New details emerged about the extent of the torture meted out against political prisoners in Saudi Arabia's prisons.

A Saudi prison guard based in Dhabhan prison, north of Jeddah, provided Human Rights Watch with further evidence that prisoners such as women's rights activist Loujain al-Hathloul were subjected to violent treatment including electric shocks, beatings, whippings, and physical threats.

The guard said that one female political prisoner, whom HRW declined to name, was tortured so badly in one session that staff feared she had died.

"In one of her torture sessions, [name withheld] lost consciousness and we were all terrified," he said, on condition of anonymity.

"We feared that she had died and that we would bear responsibility because the instructions were to not kill any of the detainees, men or women."

Hathloul, he said, was subjected to "unprecedented" levels of physical abuse, with prison officers groping and molesting her and mocking her status as a "liberated" woman.

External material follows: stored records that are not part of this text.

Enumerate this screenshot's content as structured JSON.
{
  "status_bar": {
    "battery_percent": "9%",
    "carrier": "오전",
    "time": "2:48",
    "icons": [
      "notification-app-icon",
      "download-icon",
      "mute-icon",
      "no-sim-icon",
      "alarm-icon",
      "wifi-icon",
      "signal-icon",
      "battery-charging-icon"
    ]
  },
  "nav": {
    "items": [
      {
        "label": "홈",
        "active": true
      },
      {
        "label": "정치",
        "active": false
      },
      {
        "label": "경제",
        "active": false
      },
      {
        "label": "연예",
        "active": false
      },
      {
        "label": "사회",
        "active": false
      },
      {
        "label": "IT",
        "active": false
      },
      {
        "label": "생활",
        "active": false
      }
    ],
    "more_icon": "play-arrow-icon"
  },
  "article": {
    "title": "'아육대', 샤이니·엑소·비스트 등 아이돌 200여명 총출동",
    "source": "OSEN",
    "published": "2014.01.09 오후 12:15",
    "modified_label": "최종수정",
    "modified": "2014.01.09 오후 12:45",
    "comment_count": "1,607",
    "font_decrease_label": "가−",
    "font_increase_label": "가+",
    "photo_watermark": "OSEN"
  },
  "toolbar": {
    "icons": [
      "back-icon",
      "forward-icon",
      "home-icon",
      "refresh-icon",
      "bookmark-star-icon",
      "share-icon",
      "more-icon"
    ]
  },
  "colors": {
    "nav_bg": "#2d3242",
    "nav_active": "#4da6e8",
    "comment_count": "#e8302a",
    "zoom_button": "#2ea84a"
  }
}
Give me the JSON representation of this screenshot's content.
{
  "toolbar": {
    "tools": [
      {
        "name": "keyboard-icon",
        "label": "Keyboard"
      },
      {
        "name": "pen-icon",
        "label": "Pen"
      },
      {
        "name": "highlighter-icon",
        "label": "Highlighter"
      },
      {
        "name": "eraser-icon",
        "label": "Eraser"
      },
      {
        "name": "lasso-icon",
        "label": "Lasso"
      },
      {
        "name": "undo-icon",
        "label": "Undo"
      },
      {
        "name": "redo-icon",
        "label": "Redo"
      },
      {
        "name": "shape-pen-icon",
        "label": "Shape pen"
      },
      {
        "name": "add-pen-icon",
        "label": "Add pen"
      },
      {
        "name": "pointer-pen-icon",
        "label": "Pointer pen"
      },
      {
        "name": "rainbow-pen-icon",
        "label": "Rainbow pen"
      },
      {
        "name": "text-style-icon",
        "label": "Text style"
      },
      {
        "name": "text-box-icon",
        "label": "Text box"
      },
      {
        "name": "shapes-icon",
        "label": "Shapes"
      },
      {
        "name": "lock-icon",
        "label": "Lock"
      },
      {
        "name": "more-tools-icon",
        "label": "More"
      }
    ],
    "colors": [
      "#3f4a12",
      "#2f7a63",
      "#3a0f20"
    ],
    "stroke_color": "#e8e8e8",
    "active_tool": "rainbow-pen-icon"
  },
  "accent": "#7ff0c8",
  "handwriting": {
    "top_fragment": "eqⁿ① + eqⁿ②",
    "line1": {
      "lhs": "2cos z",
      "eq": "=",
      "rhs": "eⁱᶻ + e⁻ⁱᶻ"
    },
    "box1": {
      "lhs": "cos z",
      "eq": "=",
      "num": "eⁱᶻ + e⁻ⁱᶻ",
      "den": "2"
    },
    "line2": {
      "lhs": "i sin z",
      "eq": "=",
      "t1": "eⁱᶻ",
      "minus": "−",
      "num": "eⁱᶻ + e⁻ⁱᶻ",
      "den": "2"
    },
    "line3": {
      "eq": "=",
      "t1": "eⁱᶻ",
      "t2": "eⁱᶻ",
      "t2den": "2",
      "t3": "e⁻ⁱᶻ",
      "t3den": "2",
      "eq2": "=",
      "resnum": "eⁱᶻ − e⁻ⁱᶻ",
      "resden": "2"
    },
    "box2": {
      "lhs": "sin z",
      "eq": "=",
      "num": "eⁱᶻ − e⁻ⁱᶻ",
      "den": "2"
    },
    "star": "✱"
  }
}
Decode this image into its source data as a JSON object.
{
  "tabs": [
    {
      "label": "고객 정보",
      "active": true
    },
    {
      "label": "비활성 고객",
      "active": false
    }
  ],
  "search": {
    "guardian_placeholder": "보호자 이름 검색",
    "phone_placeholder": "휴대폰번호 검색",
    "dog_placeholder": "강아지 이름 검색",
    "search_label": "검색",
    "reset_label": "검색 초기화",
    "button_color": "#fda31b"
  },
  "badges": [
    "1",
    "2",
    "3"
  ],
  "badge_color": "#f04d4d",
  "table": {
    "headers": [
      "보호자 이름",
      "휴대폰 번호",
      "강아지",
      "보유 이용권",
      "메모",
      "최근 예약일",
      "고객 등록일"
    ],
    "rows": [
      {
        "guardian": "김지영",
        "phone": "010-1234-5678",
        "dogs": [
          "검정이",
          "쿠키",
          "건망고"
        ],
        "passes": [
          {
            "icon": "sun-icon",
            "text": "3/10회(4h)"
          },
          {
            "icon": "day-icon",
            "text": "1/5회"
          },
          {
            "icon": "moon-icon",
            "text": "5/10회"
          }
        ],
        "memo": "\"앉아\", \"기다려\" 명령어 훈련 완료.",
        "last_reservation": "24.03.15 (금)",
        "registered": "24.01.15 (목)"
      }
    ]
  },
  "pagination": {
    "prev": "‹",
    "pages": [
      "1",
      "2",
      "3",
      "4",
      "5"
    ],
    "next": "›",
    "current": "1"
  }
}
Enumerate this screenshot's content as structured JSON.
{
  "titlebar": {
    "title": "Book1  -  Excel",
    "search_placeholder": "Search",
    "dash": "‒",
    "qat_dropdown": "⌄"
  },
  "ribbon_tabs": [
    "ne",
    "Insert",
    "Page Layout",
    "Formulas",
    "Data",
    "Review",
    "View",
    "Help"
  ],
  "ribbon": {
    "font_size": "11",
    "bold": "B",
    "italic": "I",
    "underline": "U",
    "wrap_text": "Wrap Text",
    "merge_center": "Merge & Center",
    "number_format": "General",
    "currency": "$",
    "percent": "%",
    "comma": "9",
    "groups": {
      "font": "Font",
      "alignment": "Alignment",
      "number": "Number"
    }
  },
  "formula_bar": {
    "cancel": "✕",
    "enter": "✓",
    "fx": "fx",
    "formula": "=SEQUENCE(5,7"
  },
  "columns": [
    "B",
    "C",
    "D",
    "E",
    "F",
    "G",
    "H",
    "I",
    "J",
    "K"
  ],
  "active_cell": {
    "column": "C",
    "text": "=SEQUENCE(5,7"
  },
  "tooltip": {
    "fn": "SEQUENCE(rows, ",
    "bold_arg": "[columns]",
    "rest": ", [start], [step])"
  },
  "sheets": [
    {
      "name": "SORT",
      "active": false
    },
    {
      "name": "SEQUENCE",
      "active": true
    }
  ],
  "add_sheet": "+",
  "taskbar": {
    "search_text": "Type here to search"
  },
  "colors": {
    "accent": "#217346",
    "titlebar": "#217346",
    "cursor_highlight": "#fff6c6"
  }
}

The comments expand upon numerous reports of the degrading treatment that political prisoners have suffered in recent years, following a wide-ranging crackdown initiated by Crown Prince Mohammed bin Salman in 2017.

"New evidence alleging Saudi Arabia's brutal torture of women's rights advocates and other high-profile detainees further exposes Saudi Arabia's utter contempt for the rule of law and failure to credibly investigate these allegations," said Michael Page, deputy Middle East and North Africa director at Human Rights Watch, in a statement.

"Letting abusers off the hook sends the message that they can torture with impunity and never face accountability for such crimes."

Several freed activists and their family members are barred from leaving Saudi Arabia, in a collective punishment that leaves them vulnerable to what campaigners call state coercion.

In late December, a Saudi court handed Hathloul a prison term of five years and eight months for terrorism-related crimes, but the partially suspended sentence paved the way for her early release in February.

Hathloul was released on probation and is banned from leaving the kingdom for five years.

The crackdown on women activists, which drew global condemnation, has cast a spotlight on the human rights record of the kingdom, an absolute monarchy.

US President Joe Biden has vowed to press Saudi Arabia harder on human rights and earlier this year declassified an intelligence report into the 2018 killing of journalist Jamal Khashoggi inside the kingdom's Istanbul consulate.

Khashoggi's murder tarnished the global reputation of the crown prince, who has sought to modernize the conservative kingdom as it tries to diversify its oil-reliant economy.